Likewise, with 3-D printing, large teams with diverse skillsets must come together to advance a relatively young technology with a higher risk posture but also exceptional potential rewards, including reduced costs and dramatically shortened schedules. “So, for us, one of the key things is making sure broad groups of teams are motivated across it,” says Chris Protz, Team Lead, Propulsion Division, Engine Components Development and Technology Branch.
“Communication across the team is also integral in the process,” adds Paul Gradl, a Senior Propulsion Engineer at MSFC. “Everybody has to understand the common goals of additive manufacturing and the risk involved with it. And that goes right from our detailed designers all the way to the people testing the components. If you understand the risk involved as part of that, and everybody has a common mission that we’re working towards, then we can be more successful in the process.”
SERVIR, a joint program of NASA and the U.S. Agency for International Development, uses Earth-observation data from NASA to help governments in developing nations better respond to natural disasters, manage water resources and improve crop yields.
“I’d say that the teams are absolutely key,” says Daniel Irwin, SERVIR Global Program Manager. “But the most important aspect of teams that I found is that they’re interdisciplinary and diverse. And I think that people from diverse backgrounds, from cultures, gender bring such unique views and perspectives. And I think that that’s added just enormous value to SERVIR in the way that we think and the way that we operate.”
The Short-term Prediction Research and Transition Center (SPoRT) is another Earth-centered project featured on the July VPMC. The project works with partners to develop unique uses for observational data from NASA satellites to improve weather forecasting. The project uses an iterative, stakeholder-focused approach to develop unique tools to meet their forecasting needs. One of SPoRT’s many success stories is ongoing efforts to improve hurricane forecasting with microwave technology, according to Chris Hain, Project Scientist/Manager.

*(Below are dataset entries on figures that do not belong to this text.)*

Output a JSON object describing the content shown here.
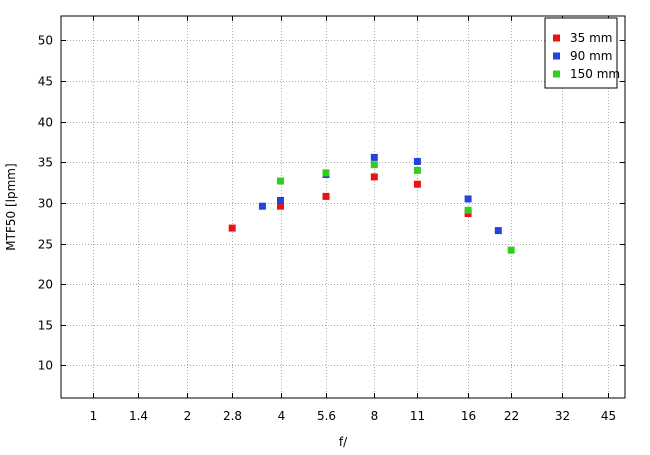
{
  "chart_data": {
    "type": "scatter",
    "title": "",
    "xlabel": "f/",
    "ylabel": "MTF50 [lpmm]",
    "x_scale": "log",
    "x_ticks": [
      "1",
      "1.4",
      "2",
      "2.8",
      "4",
      "5.6",
      "8",
      "11",
      "16",
      "22",
      "32",
      "45"
    ],
    "x_tick_values": [
      1,
      1.4,
      2,
      2.8,
      4,
      5.6,
      8,
      11,
      16,
      22,
      32,
      45
    ],
    "xlim": [
      0.79,
      51
    ],
    "ylim": [
      6,
      53
    ],
    "y_ticks": [
      10,
      15,
      20,
      25,
      30,
      35,
      40,
      45,
      50
    ],
    "grid": true,
    "legend_position": "top-right",
    "series": [
      {
        "name": "35 mm",
        "color": "#ee1111",
        "points": [
          {
            "x": 2.8,
            "y": 26.9
          },
          {
            "x": 4,
            "y": 29.6
          },
          {
            "x": 5.6,
            "y": 30.8
          },
          {
            "x": 8,
            "y": 33.2
          },
          {
            "x": 11,
            "y": 32.3
          },
          {
            "x": 16,
            "y": 28.7
          }
        ]
      },
      {
        "name": "90 mm",
        "color": "#2244dd",
        "points": [
          {
            "x": 3.5,
            "y": 29.6
          },
          {
            "x": 4,
            "y": 30.3
          },
          {
            "x": 5.6,
            "y": 33.5
          },
          {
            "x": 8,
            "y": 35.6
          },
          {
            "x": 11,
            "y": 35.1
          },
          {
            "x": 16,
            "y": 30.5
          },
          {
            "x": 20,
            "y": 26.6
          }
        ]
      },
      {
        "name": "150 mm",
        "color": "#33cc22",
        "points": [
          {
            "x": 4,
            "y": 32.7
          },
          {
            "x": 5.6,
            "y": 33.7
          },
          {
            "x": 8,
            "y": 34.7
          },
          {
            "x": 11,
            "y": 34.0
          },
          {
            "x": 16,
            "y": 29.1
          },
          {
            "x": 22,
            "y": 24.2
          }
        ]
      }
    ]
  }
}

“One of the problems with looking at hurricanes, when you’re looking at just, you know, wavelengths from the visible or the infrared is that you can’t really see the internal structure of the storm,” Hain says. Microwaves, however, can pierce through the clouds to the storm’s internal structure. This is offers forecasters important insight into hurricanes, especially those that are rapidly intensifying.
Lynx is unique in the VPMC as it is a large concept study, one of four under consideration for the 2020 Astrophysics Decadal Survey, sponsored by NASA, the National Science Foundation, and the U.S. Department of Energy. With input from the scientific community, the survey will guide scientists, policy makers and federal agencies with a vision forward for astronomy and astrophysics research. If Lynx is selected and built, it will become the largest, most powerful X-ray observatory ever flown, according to Karen Gelmas, Lynx Study Manager.
Together, the guests presented a fascinating picture of the work under way at MSFC. The next installment of the VPMC will look at the work of NASA’s John H. Glenn Research Center near Cleveland.